Improve automated security unit testing

[jentfoo]

I would like to make sure our testing covers security cases, notably bugs which could result in denial of service conditions. As part of onboarding to the code I will look for opportunities for fuzzing and other testing to make sure these types of bugs are not going undiscovered.

Sub Tasks

• Core
• SDK
  • [ ] https://github.com/opentdf/platform/issues/1390
  • [ ] https://github.com/opentdf/platform/issues/1389
    • [x] https://github.com/opentdf/platform/issues/1391

[dmihalcik-virtru]

We should probably have a table of what we want to fuzz and how. We can focus on the obvious ugc, notably the SDK but really this could be:

• core:
  • any protocol buffer sent to the services
  • any rest content sent to the gateway
  • decrypted content (unwrapped values)
• sdk
  • TDF content
  • Decrypted content
  • Plain text content
  • any value passed into the system for configuration
  • any response from KAS
  • any response decrypted from KAS

We should probably break these down into priority chunks and do a brief threat analysis to assign priority.
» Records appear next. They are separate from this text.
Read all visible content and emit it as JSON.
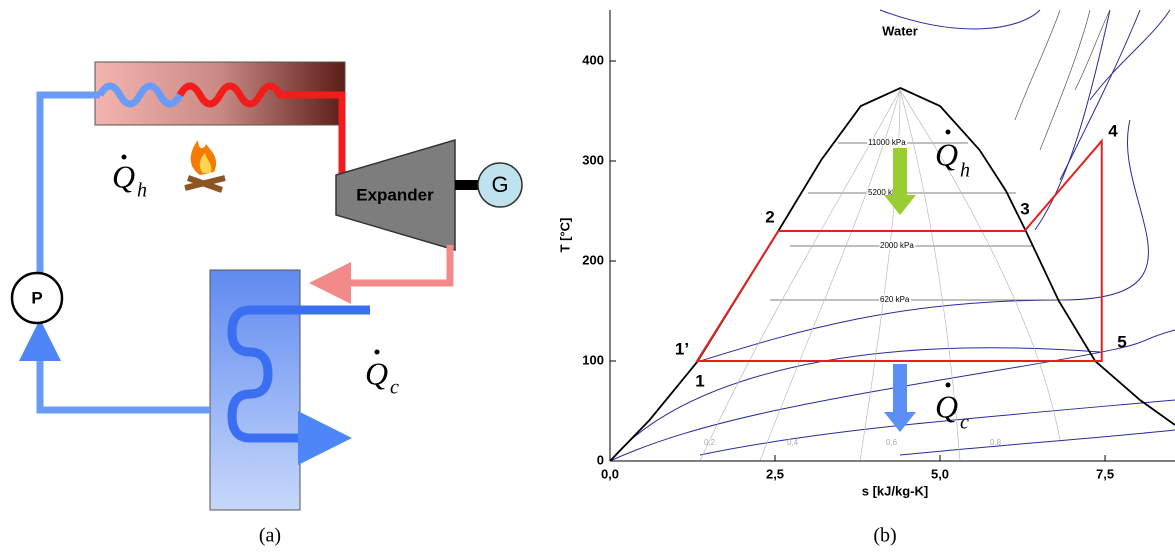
{
  "diagram": {
    "expander": "Expander",
    "generator": "G",
    "pump": "P",
    "heat_in": {
      "symbol": "Q",
      "subscript": "h"
    },
    "heat_out": {
      "symbol": "Q",
      "subscript": "c"
    },
    "caption": "(a)"
  },
  "chart_data": {
    "type": "line",
    "title": "Water",
    "y_label": "T [°C]",
    "x_label": "s [kJ/kg-K]",
    "xlim": [
      0,
      8.56
    ],
    "ylim": [
      0,
      451
    ],
    "xticks": [
      {
        "value": 0,
        "label": "0,0"
      },
      {
        "value": 2.5,
        "label": "2,5"
      },
      {
        "value": 5,
        "label": "5,0"
      },
      {
        "value": 7.5,
        "label": "7,5"
      }
    ],
    "yticks": [
      0,
      100,
      200,
      300,
      400
    ],
    "series": [
      {
        "color": "#000000",
        "x": [
          0,
          0.6,
          1.32,
          2.55,
          3.2,
          3.8,
          4.4,
          5.0,
          5.6,
          6.0,
          6.3,
          6.8,
          7.35,
          8.03,
          8.56
        ],
        "values": [
          0,
          41,
          99,
          230,
          301,
          355,
          373,
          355,
          311,
          270,
          230,
          160,
          100,
          61,
          36
        ]
      },
      {
        "color": "#e8201c",
        "x": [
          1.32,
          2.55,
          6.28,
          7.45,
          7.45,
          1.32
        ],
        "values": [
          100,
          230,
          230,
          320,
          100,
          100
        ]
      }
    ],
    "isobar_labels": [
      "11000 kPa",
      "5200 kPa",
      "2000 kPa",
      "620 kPa"
    ],
    "quality_labels": [
      "0,2",
      "0,4",
      "0,6",
      "0,8"
    ],
    "point_labels": [
      "1",
      "1’",
      "2",
      "3",
      "4",
      "5"
    ],
    "heat_in": {
      "symbol": "Q",
      "subscript": "h"
    },
    "heat_out": {
      "symbol": "Q",
      "subscript": "c"
    },
    "caption": "(b)"
  }
}
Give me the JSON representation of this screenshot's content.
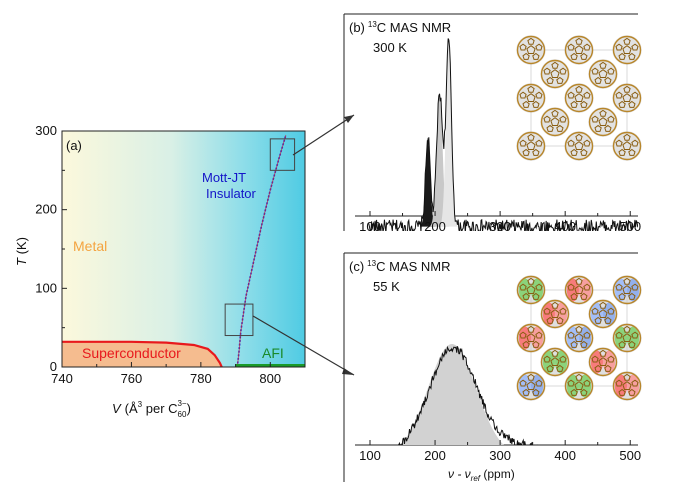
{
  "chart_data": [
    {
      "panel": "(a)",
      "type": "area",
      "xlabel_var": "V",
      "xlabel_unit_pre": "(Å",
      "xlabel_sup1": "3",
      "xlabel_mid": " per C",
      "xlabel_sub": "60",
      "xlabel_sup2": "3−",
      "xlabel_close": ")",
      "ylabel_var": "T",
      "ylabel_unit": " (K)",
      "xlim": [
        740,
        810
      ],
      "ylim": [
        0,
        300
      ],
      "xticks": [
        "740",
        "760",
        "780",
        "800"
      ],
      "yticks": [
        "0",
        "100",
        "200",
        "300"
      ],
      "regions": {
        "metal": "Metal",
        "superconductor": "Superconductor",
        "afi": "AFI",
        "insulator_line1": "Mott-JT",
        "insulator_line2": "Insulator"
      },
      "superconductor_boundary": [
        [
          740,
          32
        ],
        [
          750,
          32
        ],
        [
          760,
          32
        ],
        [
          770,
          31
        ],
        [
          778,
          28
        ],
        [
          782,
          23
        ],
        [
          784,
          15
        ],
        [
          785.5,
          5
        ],
        [
          786,
          0
        ]
      ],
      "mott_boundary": [
        [
          790.5,
          0
        ],
        [
          791,
          20
        ],
        [
          791.5,
          45
        ],
        [
          793,
          90
        ],
        [
          795,
          130
        ],
        [
          797.5,
          180
        ],
        [
          800,
          225
        ],
        [
          802.5,
          265
        ],
        [
          804.5,
          295
        ]
      ],
      "afi_range": [
        790,
        810
      ],
      "zoom_boxes": [
        {
          "v": [
            800,
            807
          ],
          "t": [
            250,
            290
          ]
        },
        {
          "v": [
            787,
            795
          ],
          "t": [
            40,
            80
          ]
        }
      ],
      "colors": {
        "metal": "#fcf7d8",
        "insulator": "#56cee5",
        "superconductor": "#f5bc8f",
        "sc_line": "#e8191d",
        "mott_line": "#2a2ad0",
        "afi_line": "#1a9a2a",
        "metal_label": "#f4a440",
        "sc_label": "#e8191d",
        "mott_label": "#1414c8",
        "afi_label": "#1a8a2a"
      }
    },
    {
      "panel": "(b)",
      "type": "line",
      "title_sup": "13",
      "title": "C MAS NMR",
      "subtitle": "300 K",
      "xlim": [
        100,
        515
      ],
      "ylim": [
        0,
        1
      ],
      "xticks": [
        "100",
        "200",
        "300",
        "400",
        "500"
      ],
      "baseline": 0.1,
      "peaks": [
        {
          "center": 189,
          "width": 3.6,
          "height": 0.38
        },
        {
          "center": 207,
          "width": 4.5,
          "height": 0.57
        },
        {
          "center": 221,
          "width": 4.2,
          "height": 0.79
        }
      ],
      "filled_peaks": [
        {
          "center": 189,
          "width": 3.6,
          "height": 0.38,
          "color": "#1a1a1a"
        },
        {
          "center": 207,
          "width": 4.5,
          "height": 0.57,
          "color": "#c8c8c8"
        },
        {
          "center": 221,
          "width": 4.2,
          "height": 0.79,
          "color": "#e6e6e6"
        }
      ]
    },
    {
      "panel": "(c)",
      "type": "line",
      "title_sup": "13",
      "title": "C MAS NMR",
      "subtitle": "55 K",
      "xlabel_pre": "ν - ν",
      "xlabel_sub": "ref",
      "xlabel_post": " (ppm)",
      "xlim": [
        100,
        515
      ],
      "ylim": [
        0,
        1
      ],
      "xticks": [
        "100",
        "200",
        "300",
        "400",
        "500"
      ],
      "baseline": 0.07,
      "peaks": [
        {
          "center": 228,
          "width": 38,
          "height": 0.54
        },
        {
          "center": 330,
          "width": 28,
          "height": 0.05
        }
      ],
      "filled_peaks": [
        {
          "center": 226,
          "width": 37,
          "height": 0.56,
          "color": "#d2d2d2"
        }
      ]
    }
  ]
}
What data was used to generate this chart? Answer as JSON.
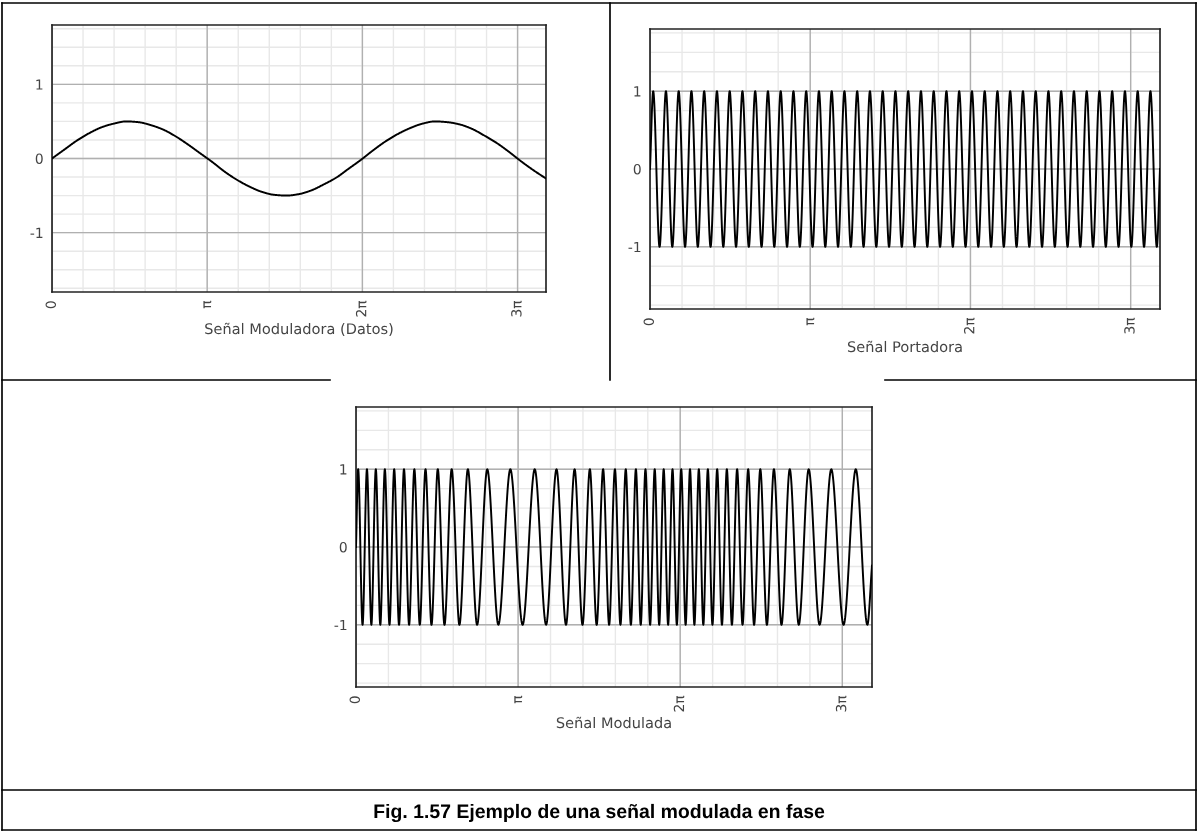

Then we will have a breakdown like

Epic: Add fuzz testing to sdk and core Tasks: Fuzz service x/ input y from the list above Bugs: issues found from the above fuzz tests

I'll add a few issues for the most obvious of the above related to the SDK and one for the issue you found recently.

[jentfoo]

@dmihalcik-virtru, thank you for the additional details! I am working on a branch which will include some of the most sensitive areas I am discovering. However I would love some feedback from the team afterwords on what I have missed.

In short, I feel like fuzzing is the best way to create automated tests around any protocol parsing we need to do. I am trying to target areas where our protocol work is most complicated first.